Step 9.3 - combine multiple files to single EnGens input
Successfully combined all cleaned MCS domains to complex PDBs in test_PI3K_new/structure_output/final_mcs!
======================================================
Successfully completed PDB pre-processing
======================================================
[4]:
from engens.core.EnGens import *
[6]:
engen = EnGen(prep_class.final_traj_file, prep_class.final_pdb_files[0], align=True)

Aligning trajectory: 100%|██████████| 1/1 [00:00<00:00,  6.37it/s]
Cleaning files...: 100%|██████████| 1/1 [00:00<00:00, 3452.10it/s]

Extract features from the PDB files

Input: reference PDB and trajectory

Output: featurized trajectory


Steps:

  1. Load reference PDB and trajectory in the EnGen object

  2. Provide set of featurizations of interest (or use default)

  3. Evaluate different featurization (optional)

  4. Choose the best featurization

  5. Extract those features

[7]:
# required imports
import engens.core.FeatureSelector as fs
import pickle
import mdshare
import mdtraj
import numpy as np
import nglview
from IPython.display import Javascript, display
import json

Step 1 - load the structure and trajectory

Provide the path to the files with the reference trajectory and topology. (You can use any format that mdtraj.load will take as input).

Optionally, provide a subset of the structure that you will use for featurization (e.g. binding site) as a atom selection string or a list of atom indices.

[7]:

#visualize the trajectory (optional - if trajectory too large, skip this step) nglwidget = engen.show_animated_traj() nglwidget.clear_representations() nglwidget.add_ball_and_stick() nglwidget.center() nglwidget

Step 2 - select different featurizations

Here we select ways to featurize the trajectory.
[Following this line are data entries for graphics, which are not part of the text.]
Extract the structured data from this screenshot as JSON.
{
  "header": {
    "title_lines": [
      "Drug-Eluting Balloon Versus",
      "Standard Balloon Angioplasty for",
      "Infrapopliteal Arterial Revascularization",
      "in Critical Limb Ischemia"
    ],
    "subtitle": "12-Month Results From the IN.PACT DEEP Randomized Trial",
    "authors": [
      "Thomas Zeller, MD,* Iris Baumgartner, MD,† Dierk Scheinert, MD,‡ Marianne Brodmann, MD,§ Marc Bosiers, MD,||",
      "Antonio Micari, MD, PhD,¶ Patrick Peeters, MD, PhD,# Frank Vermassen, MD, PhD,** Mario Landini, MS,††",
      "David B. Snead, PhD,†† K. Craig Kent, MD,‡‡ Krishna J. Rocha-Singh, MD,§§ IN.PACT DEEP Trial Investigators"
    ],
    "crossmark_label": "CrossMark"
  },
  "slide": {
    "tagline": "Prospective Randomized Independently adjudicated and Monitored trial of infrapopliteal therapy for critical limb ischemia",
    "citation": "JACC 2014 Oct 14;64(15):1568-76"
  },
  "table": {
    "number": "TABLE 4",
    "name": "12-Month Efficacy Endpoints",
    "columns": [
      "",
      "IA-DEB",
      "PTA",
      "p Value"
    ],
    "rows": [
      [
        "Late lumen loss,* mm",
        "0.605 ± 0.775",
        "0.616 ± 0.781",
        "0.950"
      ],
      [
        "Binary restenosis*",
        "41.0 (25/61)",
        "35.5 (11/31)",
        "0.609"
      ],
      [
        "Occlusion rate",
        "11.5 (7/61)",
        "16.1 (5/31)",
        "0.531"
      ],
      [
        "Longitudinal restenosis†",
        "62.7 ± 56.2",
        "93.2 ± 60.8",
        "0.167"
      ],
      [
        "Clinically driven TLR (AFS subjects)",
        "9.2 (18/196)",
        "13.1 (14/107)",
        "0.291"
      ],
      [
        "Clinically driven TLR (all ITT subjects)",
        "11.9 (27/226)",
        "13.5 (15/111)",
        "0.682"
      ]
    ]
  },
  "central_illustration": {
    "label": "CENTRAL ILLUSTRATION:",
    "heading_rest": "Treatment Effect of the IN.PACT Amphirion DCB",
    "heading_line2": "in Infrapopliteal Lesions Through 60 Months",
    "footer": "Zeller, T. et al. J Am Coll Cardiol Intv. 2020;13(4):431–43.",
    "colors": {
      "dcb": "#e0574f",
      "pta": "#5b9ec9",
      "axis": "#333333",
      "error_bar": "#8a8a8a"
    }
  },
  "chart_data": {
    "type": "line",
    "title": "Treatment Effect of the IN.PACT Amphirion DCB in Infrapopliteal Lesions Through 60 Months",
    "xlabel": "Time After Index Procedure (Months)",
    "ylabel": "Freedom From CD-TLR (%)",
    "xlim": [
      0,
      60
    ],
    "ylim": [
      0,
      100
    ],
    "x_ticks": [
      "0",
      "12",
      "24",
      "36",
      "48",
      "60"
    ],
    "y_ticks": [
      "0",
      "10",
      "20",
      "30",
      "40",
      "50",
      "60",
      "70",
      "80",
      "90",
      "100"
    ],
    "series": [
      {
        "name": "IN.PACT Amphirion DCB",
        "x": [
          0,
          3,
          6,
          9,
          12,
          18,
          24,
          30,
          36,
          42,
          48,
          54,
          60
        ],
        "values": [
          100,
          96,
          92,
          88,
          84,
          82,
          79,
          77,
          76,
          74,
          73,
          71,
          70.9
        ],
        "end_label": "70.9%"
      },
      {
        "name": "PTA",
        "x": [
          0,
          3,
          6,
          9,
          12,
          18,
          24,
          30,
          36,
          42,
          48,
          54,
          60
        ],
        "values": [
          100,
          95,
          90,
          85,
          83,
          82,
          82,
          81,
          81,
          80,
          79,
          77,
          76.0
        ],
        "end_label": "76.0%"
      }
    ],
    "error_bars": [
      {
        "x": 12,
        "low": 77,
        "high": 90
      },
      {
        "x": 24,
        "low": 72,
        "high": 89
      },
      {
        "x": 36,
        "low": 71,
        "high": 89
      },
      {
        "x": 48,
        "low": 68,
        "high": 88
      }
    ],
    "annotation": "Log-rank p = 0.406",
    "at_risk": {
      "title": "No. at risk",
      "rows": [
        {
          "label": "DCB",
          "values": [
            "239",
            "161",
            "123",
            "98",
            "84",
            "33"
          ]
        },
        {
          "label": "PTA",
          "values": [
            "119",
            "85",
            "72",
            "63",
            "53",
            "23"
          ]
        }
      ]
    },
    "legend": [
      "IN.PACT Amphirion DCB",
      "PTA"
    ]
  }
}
Any PyEmma trajectory featurization can be used in this step and any of the parameters of the respective featurizations can be provided. Users can also use the default initialization which includes three sets of features: (1) amino-acid pairwise distances; (2) torsion angles and (3) amino-acid pairwise distances with the torsion angels.

[ ]:
# remove any existing featurizers
engen.reset_featurizers()
# initialize default features
engen.init_featurizers_default()
description = engen.describe_featurizers()
print(description)

Step 3 - evaluate the featurizations

This step is optional - we recommend evaluating the featurizations and picking the best using PyEmma’s implementation of VAMP approach .
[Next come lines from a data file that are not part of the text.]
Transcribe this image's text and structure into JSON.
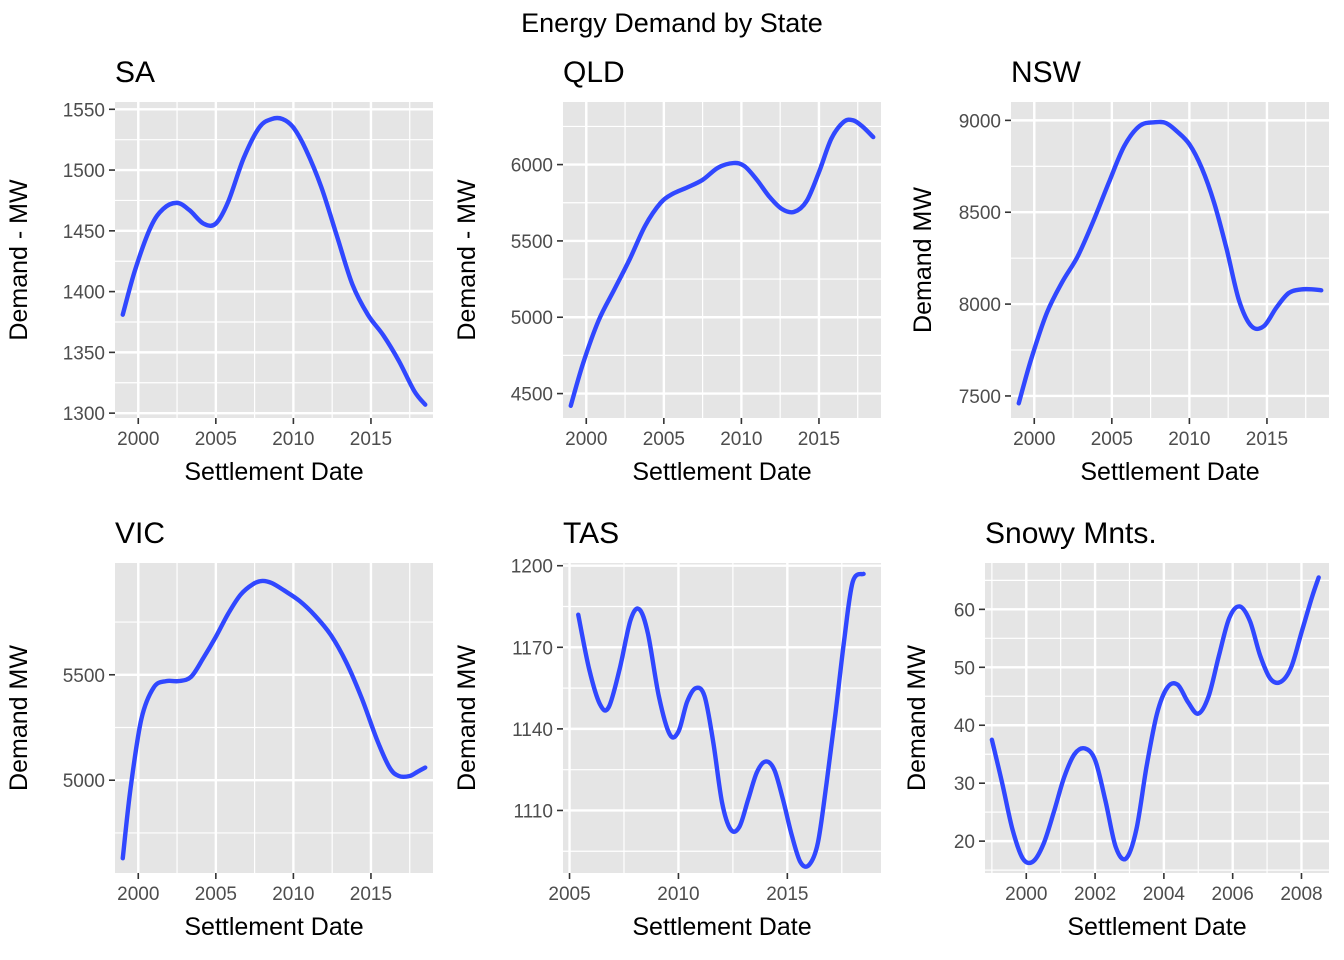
{
  "figure": {
    "title": "Energy Demand by State"
  },
  "colors": {
    "panel_background": "#e5e5e5",
    "grid": "#ffffff",
    "line": "#3047ff",
    "tick": "#333333"
  },
  "chart_data": [
    {
      "type": "line",
      "title": "SA",
      "xlabel": "Settlement Date",
      "ylabel": "Demand - MW",
      "xlim": [
        1998.5,
        2019.0
      ],
      "ylim": [
        1296,
        1556
      ],
      "x_ticks": [
        2000,
        2005,
        2010,
        2015
      ],
      "x_tick_labels": [
        "2000",
        "2005",
        "2010",
        "2015"
      ],
      "y_ticks": [
        1300,
        1350,
        1400,
        1450,
        1500,
        1550
      ],
      "y_tick_labels": [
        "1300",
        "1350",
        "1400",
        "1450",
        "1500",
        "1550"
      ],
      "series": [
        {
          "x": [
            1999.0,
            1999.8,
            2000.8,
            2001.6,
            2002.5,
            2003.3,
            2004.2,
            2005.0,
            2005.8,
            2006.8,
            2007.8,
            2008.6,
            2009.3,
            2010.0,
            2010.8,
            2011.8,
            2012.8,
            2013.8,
            2014.8,
            2015.8,
            2016.8,
            2017.8,
            2018.5
          ],
          "y": [
            1381,
            1418,
            1453,
            1468,
            1473,
            1467,
            1456,
            1456,
            1474,
            1510,
            1535,
            1542,
            1542,
            1535,
            1517,
            1486,
            1446,
            1406,
            1381,
            1364,
            1343,
            1318,
            1307
          ]
        }
      ]
    },
    {
      "type": "line",
      "title": "QLD",
      "xlabel": "Settlement Date",
      "ylabel": "Demand - MW",
      "xlim": [
        1998.5,
        2019.0
      ],
      "ylim": [
        4340,
        6410
      ],
      "x_ticks": [
        2000,
        2005,
        2010,
        2015
      ],
      "x_tick_labels": [
        "2000",
        "2005",
        "2010",
        "2015"
      ],
      "y_ticks": [
        4500,
        5000,
        5500,
        6000
      ],
      "y_tick_labels": [
        "4500",
        "5000",
        "5500",
        "6000"
      ],
      "series": [
        {
          "x": [
            1999.0,
            1999.8,
            2000.8,
            2001.8,
            2002.8,
            2003.8,
            2004.8,
            2005.6,
            2006.5,
            2007.5,
            2008.5,
            2009.5,
            2010.2,
            2011.0,
            2011.8,
            2012.6,
            2013.4,
            2014.2,
            2015.0,
            2015.8,
            2016.6,
            2017.2,
            2017.8,
            2018.5
          ],
          "y": [
            4420,
            4700,
            4980,
            5180,
            5380,
            5600,
            5750,
            5810,
            5850,
            5900,
            5980,
            6010,
            5990,
            5900,
            5790,
            5710,
            5690,
            5760,
            5950,
            6170,
            6280,
            6290,
            6250,
            6180
          ]
        }
      ]
    },
    {
      "type": "line",
      "title": "NSW",
      "xlabel": "Settlement Date",
      "ylabel": "Demand MW",
      "xlim": [
        1998.5,
        2019.0
      ],
      "ylim": [
        7380,
        9100
      ],
      "x_ticks": [
        2000,
        2005,
        2010,
        2015
      ],
      "x_tick_labels": [
        "2000",
        "2005",
        "2010",
        "2015"
      ],
      "y_ticks": [
        7500,
        8000,
        8500,
        9000
      ],
      "y_tick_labels": [
        "7500",
        "8000",
        "8500",
        "9000"
      ],
      "series": [
        {
          "x": [
            1999.0,
            1999.8,
            2000.8,
            2001.8,
            2002.8,
            2003.8,
            2004.8,
            2005.8,
            2006.8,
            2007.8,
            2008.5,
            2009.2,
            2010.0,
            2010.8,
            2011.6,
            2012.4,
            2013.2,
            2014.0,
            2014.8,
            2015.6,
            2016.4,
            2017.2,
            2018.0,
            2018.5
          ],
          "y": [
            7460,
            7700,
            7950,
            8120,
            8260,
            8450,
            8660,
            8860,
            8970,
            8990,
            8985,
            8940,
            8870,
            8740,
            8550,
            8300,
            8020,
            7880,
            7880,
            7980,
            8060,
            8080,
            8080,
            8075
          ]
        }
      ]
    },
    {
      "type": "line",
      "title": "VIC",
      "xlabel": "Settlement Date",
      "ylabel": "Demand MW",
      "xlim": [
        1998.5,
        2019.0
      ],
      "ylim": [
        4560,
        6030
      ],
      "x_ticks": [
        2000,
        2005,
        2010,
        2015
      ],
      "x_tick_labels": [
        "2000",
        "2005",
        "2010",
        "2015"
      ],
      "y_ticks": [
        5000,
        5500
      ],
      "y_tick_labels": [
        "5000",
        "5500"
      ],
      "series": [
        {
          "x": [
            1999.0,
            1999.5,
            2000.2,
            2001.0,
            2001.8,
            2002.6,
            2003.4,
            2004.2,
            2005.0,
            2005.8,
            2006.6,
            2007.4,
            2008.0,
            2008.6,
            2009.4,
            2010.4,
            2011.4,
            2012.4,
            2013.4,
            2014.4,
            2015.4,
            2016.2,
            2016.8,
            2017.5,
            2018.0,
            2018.5
          ],
          "y": [
            4630,
            4960,
            5290,
            5440,
            5470,
            5470,
            5490,
            5580,
            5680,
            5790,
            5880,
            5930,
            5945,
            5935,
            5900,
            5850,
            5780,
            5690,
            5560,
            5390,
            5190,
            5060,
            5020,
            5020,
            5040,
            5060
          ]
        }
      ]
    },
    {
      "type": "line",
      "title": "TAS",
      "xlabel": "Settlement Date",
      "ylabel": "Demand MW",
      "xlim": [
        2004.7,
        2019.3
      ],
      "ylim": [
        1087,
        1201
      ],
      "x_ticks": [
        2005,
        2010,
        2015
      ],
      "x_tick_labels": [
        "2005",
        "2010",
        "2015"
      ],
      "y_ticks": [
        1110,
        1140,
        1170,
        1200
      ],
      "y_tick_labels": [
        "1110",
        "1140",
        "1170",
        "1200"
      ],
      "series": [
        {
          "x": [
            2005.4,
            2005.9,
            2006.4,
            2006.8,
            2007.3,
            2007.8,
            2008.2,
            2008.6,
            2009.1,
            2009.6,
            2010.0,
            2010.4,
            2010.8,
            2011.2,
            2011.6,
            2012.0,
            2012.4,
            2012.8,
            2013.2,
            2013.6,
            2014.0,
            2014.4,
            2014.8,
            2015.2,
            2015.6,
            2016.0,
            2016.4,
            2016.8,
            2017.2,
            2017.6,
            2018.0,
            2018.5
          ],
          "y": [
            1182,
            1162,
            1149,
            1148,
            1162,
            1180,
            1184,
            1175,
            1152,
            1138,
            1139,
            1150,
            1155,
            1152,
            1135,
            1113,
            1103,
            1104,
            1114,
            1124,
            1128,
            1125,
            1114,
            1101,
            1091,
            1090,
            1098,
            1120,
            1145,
            1172,
            1194,
            1197
          ]
        }
      ]
    },
    {
      "type": "line",
      "title": "Snowy Mnts.",
      "xlabel": "Settlement Date",
      "ylabel": "Demand MW",
      "xlim": [
        1998.8,
        2008.8
      ],
      "ylim": [
        14.5,
        68
      ],
      "x_ticks": [
        2000,
        2002,
        2004,
        2006,
        2008
      ],
      "x_tick_labels": [
        "2000",
        "2002",
        "2004",
        "2006",
        "2008"
      ],
      "y_ticks": [
        20,
        30,
        40,
        50,
        60
      ],
      "y_tick_labels": [
        "20",
        "30",
        "40",
        "50",
        "60"
      ],
      "series": [
        {
          "x": [
            1999.0,
            1999.3,
            1999.6,
            1999.9,
            2000.2,
            2000.5,
            2000.8,
            2001.1,
            2001.4,
            2001.7,
            2002.0,
            2002.3,
            2002.6,
            2002.9,
            2003.2,
            2003.5,
            2003.8,
            2004.1,
            2004.4,
            2004.7,
            2005.0,
            2005.3,
            2005.6,
            2005.9,
            2006.2,
            2006.5,
            2006.8,
            2007.1,
            2007.4,
            2007.7,
            2008.0,
            2008.3,
            2008.5
          ],
          "y": [
            37.5,
            30,
            22,
            17,
            16.5,
            19.5,
            25,
            31,
            35,
            36,
            34,
            27,
            19,
            17,
            22,
            33,
            42,
            46.5,
            47,
            44,
            42,
            45,
            52,
            58.5,
            60.5,
            58,
            52,
            48,
            47.5,
            50,
            56,
            62,
            65.5
          ]
        }
      ]
    }
  ]
}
This helps you choose a set of features with which to proceed to the next Workflow.

Not an option for crystal structure input!!
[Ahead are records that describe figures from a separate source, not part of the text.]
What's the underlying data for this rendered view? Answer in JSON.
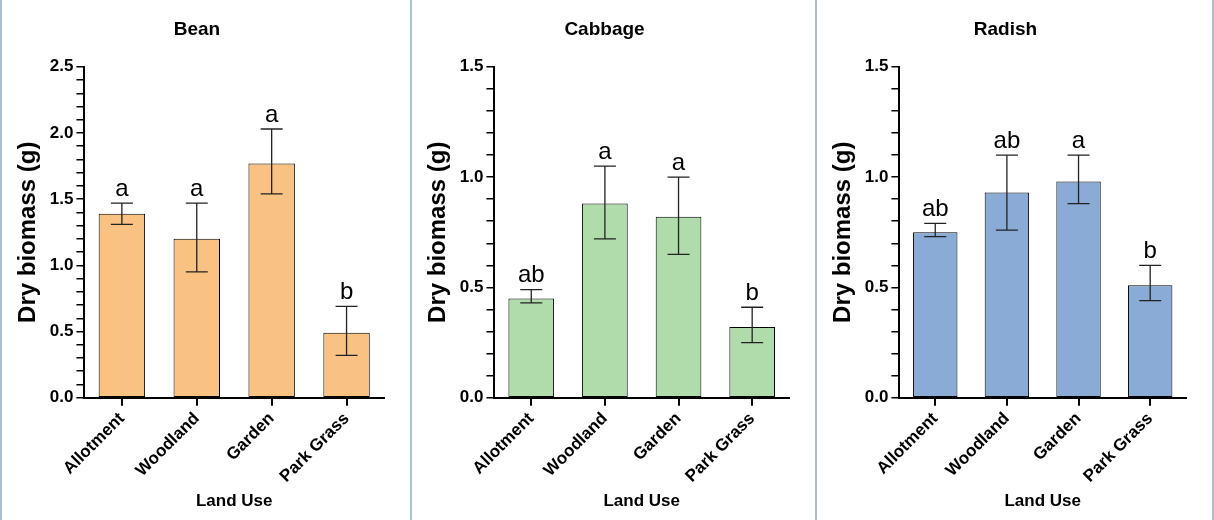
{
  "chart_data": [
    {
      "type": "bar",
      "title": "Bean",
      "xlabel": "Land Use",
      "ylabel": "Dry biomass (g)",
      "categories": [
        "Allotment",
        "Woodland",
        "Garden",
        "Park Grass"
      ],
      "values": [
        1.39,
        1.2,
        1.77,
        0.49
      ],
      "errors": [
        [
          1.31,
          1.47
        ],
        [
          0.95,
          1.47
        ],
        [
          1.54,
          2.03
        ],
        [
          0.32,
          0.69
        ]
      ],
      "color": "#f9c283",
      "ylim": [
        0,
        2.5
      ],
      "yticks": [
        {
          "value": 0,
          "label": "0.0"
        },
        {
          "value": 0.1,
          "label": null
        },
        {
          "value": 0.2,
          "label": null
        },
        {
          "value": 0.3,
          "label": null
        },
        {
          "value": 0.4,
          "label": null
        },
        0.5,
        {
          "value": 0.6,
          "label": null
        },
        {
          "value": 0.7,
          "label": null
        },
        {
          "value": 0.8,
          "label": null
        },
        {
          "value": 0.9,
          "label": null
        },
        {
          "value": 1,
          "label": "1.0"
        },
        {
          "value": 1.1,
          "label": null
        },
        {
          "value": 1.2,
          "label": null
        },
        {
          "value": 1.3,
          "label": null
        },
        {
          "value": 1.4,
          "label": null
        },
        1.5,
        {
          "value": 1.6,
          "label": null
        },
        {
          "value": 1.7,
          "label": null
        },
        {
          "value": 1.8,
          "label": null
        },
        {
          "value": 1.9,
          "label": null
        },
        {
          "value": 2,
          "label": "2.0"
        },
        {
          "value": 2.1,
          "label": null
        },
        {
          "value": 2.2,
          "label": null
        },
        {
          "value": 2.3,
          "label": null
        },
        {
          "value": 2.4,
          "label": null
        },
        2.5
      ],
      "annotations": [
        {
          "text": "a",
          "x": "Allotment",
          "y": 1.47
        },
        {
          "text": "a",
          "x": "Woodland",
          "y": 1.47
        },
        {
          "text": "a",
          "x": "Garden",
          "y": 2.03
        },
        {
          "text": "b",
          "x": "Park Grass",
          "y": 0.69
        }
      ],
      "grid": false,
      "legend": false
    },
    {
      "type": "bar",
      "title": "Cabbage",
      "xlabel": "Land Use",
      "ylabel": "Dry biomass (g)",
      "categories": [
        "Allotment",
        "Woodland",
        "Garden",
        "Park Grass"
      ],
      "values": [
        0.45,
        0.88,
        0.82,
        0.32
      ],
      "errors": [
        [
          0.43,
          0.49
        ],
        [
          0.72,
          1.05
        ],
        [
          0.65,
          1.0
        ],
        [
          0.25,
          0.41
        ]
      ],
      "color": "#b0dbab",
      "ylim": [
        0,
        1.5
      ],
      "yticks": [
        {
          "value": 0,
          "label": "0.0"
        },
        {
          "value": 0.1,
          "label": null
        },
        {
          "value": 0.2,
          "label": null
        },
        {
          "value": 0.3,
          "label": null
        },
        {
          "value": 0.4,
          "label": null
        },
        0.5,
        {
          "value": 0.6,
          "label": null
        },
        {
          "value": 0.7,
          "label": null
        },
        {
          "value": 0.8,
          "label": null
        },
        {
          "value": 0.9,
          "label": null
        },
        {
          "value": 1,
          "label": "1.0"
        },
        {
          "value": 1.1,
          "label": null
        },
        {
          "value": 1.2,
          "label": null
        },
        {
          "value": 1.3,
          "label": null
        },
        {
          "value": 1.4,
          "label": null
        },
        1.5
      ],
      "annotations": [
        {
          "text": "ab",
          "x": "Allotment",
          "y": 0.49
        },
        {
          "text": "a",
          "x": "Woodland",
          "y": 1.05
        },
        {
          "text": "a",
          "x": "Garden",
          "y": 1.0
        },
        {
          "text": "b",
          "x": "Park Grass",
          "y": 0.41
        }
      ],
      "grid": false,
      "legend": false
    },
    {
      "type": "bar",
      "title": "Radish",
      "xlabel": "Land Use",
      "ylabel": "Dry biomass (g)",
      "categories": [
        "Allotment",
        "Woodland",
        "Garden",
        "Park Grass"
      ],
      "values": [
        0.75,
        0.93,
        0.98,
        0.51
      ],
      "errors": [
        [
          0.73,
          0.79
        ],
        [
          0.76,
          1.1
        ],
        [
          0.88,
          1.1
        ],
        [
          0.44,
          0.6
        ]
      ],
      "color": "#8aabd6",
      "ylim": [
        0,
        1.5
      ],
      "yticks": [
        {
          "value": 0,
          "label": "0.0"
        },
        {
          "value": 0.1,
          "label": null
        },
        {
          "value": 0.2,
          "label": null
        },
        {
          "value": 0.3,
          "label": null
        },
        {
          "value": 0.4,
          "label": null
        },
        0.5,
        {
          "value": 0.6,
          "label": null
        },
        {
          "value": 0.7,
          "label": null
        },
        {
          "value": 0.8,
          "label": null
        },
        {
          "value": 0.9,
          "label": null
        },
        {
          "value": 1,
          "label": "1.0"
        },
        {
          "value": 1.1,
          "label": null
        },
        {
          "value": 1.2,
          "label": null
        },
        {
          "value": 1.3,
          "label": null
        },
        {
          "value": 1.4,
          "label": null
        },
        1.5
      ],
      "annotations": [
        {
          "text": "ab",
          "x": "Allotment",
          "y": 0.79
        },
        {
          "text": "ab",
          "x": "Woodland",
          "y": 1.1
        },
        {
          "text": "a",
          "x": "Garden",
          "y": 1.1
        },
        {
          "text": "b",
          "x": "Park Grass",
          "y": 0.6
        }
      ],
      "grid": false,
      "legend": false
    }
  ]
}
Step 4 - pick the featurization

We suggest using the featurization which gives you the highest VAMP2 score from the analysis above. To do so, run the cell below.

[ ]:
#apply features
engen.apply_featurizations()
#print possible features
print(engen.describe_featurizers())
#select the number of the desired feature
feat_num = 0
# initialize selector
featsel = fs.UserFeatureSelection(feat_num, engen)
#select the feature
featsel.select_feature()

Step 5 - save the results as input for Workflow2 - dimensionality reduction

[ ]:
# save the results for next workflow
with open("wf1_resulting_EnGen.pickle", "wb") as file:
    pickle.dump(engen, file, -1)